Secouant sa tête vivement, Loïs se reconnecta avec la réalité, morne réalité du petit réfectoire du lycée intercommunal de Grezac.

- Oui, oui, je t'écoute, répondit-elle le plus naturellement du monde.

- Et alors, t'en penses quoi ?

Loïs scruta les yeux brillants de son amie, son air enjoué, ses pommettes plus rougies que d'ordinaire. Son visage rond aux joues remplies et ses cheveux blonds paille semblaient briller d'un nouvel éclat. Ca devait avoir un rapport avec ce dont elle lui parlait un peu plus tôt. Malheureusement, elle n'avait pas la moindre idée de quoi il s'agissait.

- Euh, je trouve ça super. Ca a l'air de te rendre heureuse en tout cas... hasarda-t-elle.

Pauline s'esclaffa comme si elle n'avait jamais rien entendu de plus drôle. Se faisant, elle rejeta sa tête en arrière et ferma les yeux un instant. Ses joues se colorèrent un peu plus de rose, se rapprochant curieusement de la teinte du pull en col V qu'elle portait ce jour-là.

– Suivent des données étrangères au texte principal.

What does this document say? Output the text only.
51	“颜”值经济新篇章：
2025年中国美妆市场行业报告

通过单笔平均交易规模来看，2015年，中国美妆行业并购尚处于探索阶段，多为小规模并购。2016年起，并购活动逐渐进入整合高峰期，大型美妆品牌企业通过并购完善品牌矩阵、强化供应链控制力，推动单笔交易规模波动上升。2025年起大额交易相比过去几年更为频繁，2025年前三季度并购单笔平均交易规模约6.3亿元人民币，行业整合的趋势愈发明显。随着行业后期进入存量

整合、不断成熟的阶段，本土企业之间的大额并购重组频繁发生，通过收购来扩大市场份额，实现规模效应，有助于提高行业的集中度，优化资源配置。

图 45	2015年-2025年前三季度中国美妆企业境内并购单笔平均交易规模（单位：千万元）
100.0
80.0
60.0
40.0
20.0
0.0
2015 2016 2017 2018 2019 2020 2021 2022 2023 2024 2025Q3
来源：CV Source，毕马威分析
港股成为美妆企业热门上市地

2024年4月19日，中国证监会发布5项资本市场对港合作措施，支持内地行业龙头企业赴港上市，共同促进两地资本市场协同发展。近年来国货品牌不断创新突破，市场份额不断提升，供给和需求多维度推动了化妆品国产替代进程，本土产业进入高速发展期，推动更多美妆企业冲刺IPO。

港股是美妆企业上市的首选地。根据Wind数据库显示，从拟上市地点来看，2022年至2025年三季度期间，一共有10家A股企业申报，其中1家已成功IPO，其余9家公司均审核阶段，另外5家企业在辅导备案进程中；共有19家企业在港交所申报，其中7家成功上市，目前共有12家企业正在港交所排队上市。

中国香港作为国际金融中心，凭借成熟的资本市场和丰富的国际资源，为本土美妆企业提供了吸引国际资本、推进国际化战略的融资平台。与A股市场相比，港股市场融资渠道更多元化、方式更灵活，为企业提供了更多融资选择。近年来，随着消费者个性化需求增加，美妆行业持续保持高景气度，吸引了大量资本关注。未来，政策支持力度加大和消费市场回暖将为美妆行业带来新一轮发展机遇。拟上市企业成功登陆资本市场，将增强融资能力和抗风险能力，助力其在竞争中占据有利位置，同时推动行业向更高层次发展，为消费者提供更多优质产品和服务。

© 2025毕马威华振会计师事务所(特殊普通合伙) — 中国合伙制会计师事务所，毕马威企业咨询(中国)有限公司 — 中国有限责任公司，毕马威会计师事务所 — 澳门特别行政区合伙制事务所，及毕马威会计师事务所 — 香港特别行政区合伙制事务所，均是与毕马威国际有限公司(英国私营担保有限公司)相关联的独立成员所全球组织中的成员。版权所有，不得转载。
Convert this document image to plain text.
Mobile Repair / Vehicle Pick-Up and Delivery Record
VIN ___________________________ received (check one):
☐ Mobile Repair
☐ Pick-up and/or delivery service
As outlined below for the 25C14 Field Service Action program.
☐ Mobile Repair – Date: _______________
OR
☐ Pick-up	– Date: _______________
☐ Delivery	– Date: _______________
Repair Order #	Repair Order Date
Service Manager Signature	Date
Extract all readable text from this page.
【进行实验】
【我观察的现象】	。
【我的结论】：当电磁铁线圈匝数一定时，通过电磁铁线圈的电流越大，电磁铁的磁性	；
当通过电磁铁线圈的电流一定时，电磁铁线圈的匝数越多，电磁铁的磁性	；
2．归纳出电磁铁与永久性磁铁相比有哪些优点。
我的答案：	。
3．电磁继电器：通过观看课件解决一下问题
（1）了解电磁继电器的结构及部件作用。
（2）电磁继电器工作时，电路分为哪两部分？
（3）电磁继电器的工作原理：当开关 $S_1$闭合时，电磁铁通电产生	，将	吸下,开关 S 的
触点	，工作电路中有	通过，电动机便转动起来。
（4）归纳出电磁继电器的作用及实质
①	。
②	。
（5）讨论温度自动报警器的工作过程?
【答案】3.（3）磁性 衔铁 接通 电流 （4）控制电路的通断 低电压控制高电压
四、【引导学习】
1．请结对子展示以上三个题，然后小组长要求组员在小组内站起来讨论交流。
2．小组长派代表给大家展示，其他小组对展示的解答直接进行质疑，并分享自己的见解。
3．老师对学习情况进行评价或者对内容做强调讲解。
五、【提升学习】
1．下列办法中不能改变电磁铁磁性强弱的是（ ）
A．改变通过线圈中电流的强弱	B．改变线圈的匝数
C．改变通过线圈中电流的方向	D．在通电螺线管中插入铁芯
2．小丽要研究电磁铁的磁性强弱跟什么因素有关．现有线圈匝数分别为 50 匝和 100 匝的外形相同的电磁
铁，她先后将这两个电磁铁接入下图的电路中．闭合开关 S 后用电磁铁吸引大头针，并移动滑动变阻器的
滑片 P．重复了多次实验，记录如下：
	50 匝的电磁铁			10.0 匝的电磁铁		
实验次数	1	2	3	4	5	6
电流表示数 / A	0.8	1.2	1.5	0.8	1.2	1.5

Elle était vraiment belle, se dit Loïs.

- Je ne sais pas si heureuse est le bon mot, répondit Pauline, mais en tout cas ça va me faire un peu de distraction. Je l'ai vu ce matin quand il est entré en cours de chimie, et vraiment, il a l'air... délicieux.

- Qui ça, le prof ? interrogea Loïs, incrédule. 

- Le prof ? Mon dieu, mais tu n'as absolument rien écouté à ce que je t'ai dit. Le prof est toujours aussi dégueulasse et je déteste toujours autant la chimie, rassure-toi. Moi je te parle du nouveau, Alexandre Grandemange. Le mec qui vient d'être transféré du Québec et qui est foutu comme un putain d'Adonis. Avec qui je suis partenaire en chimie. Du coup, je déteste un peu moins la chimie cette année. Je crois que nos hormones vont provoquer des réactions en tous genres, si tu vois ce que je veux dire.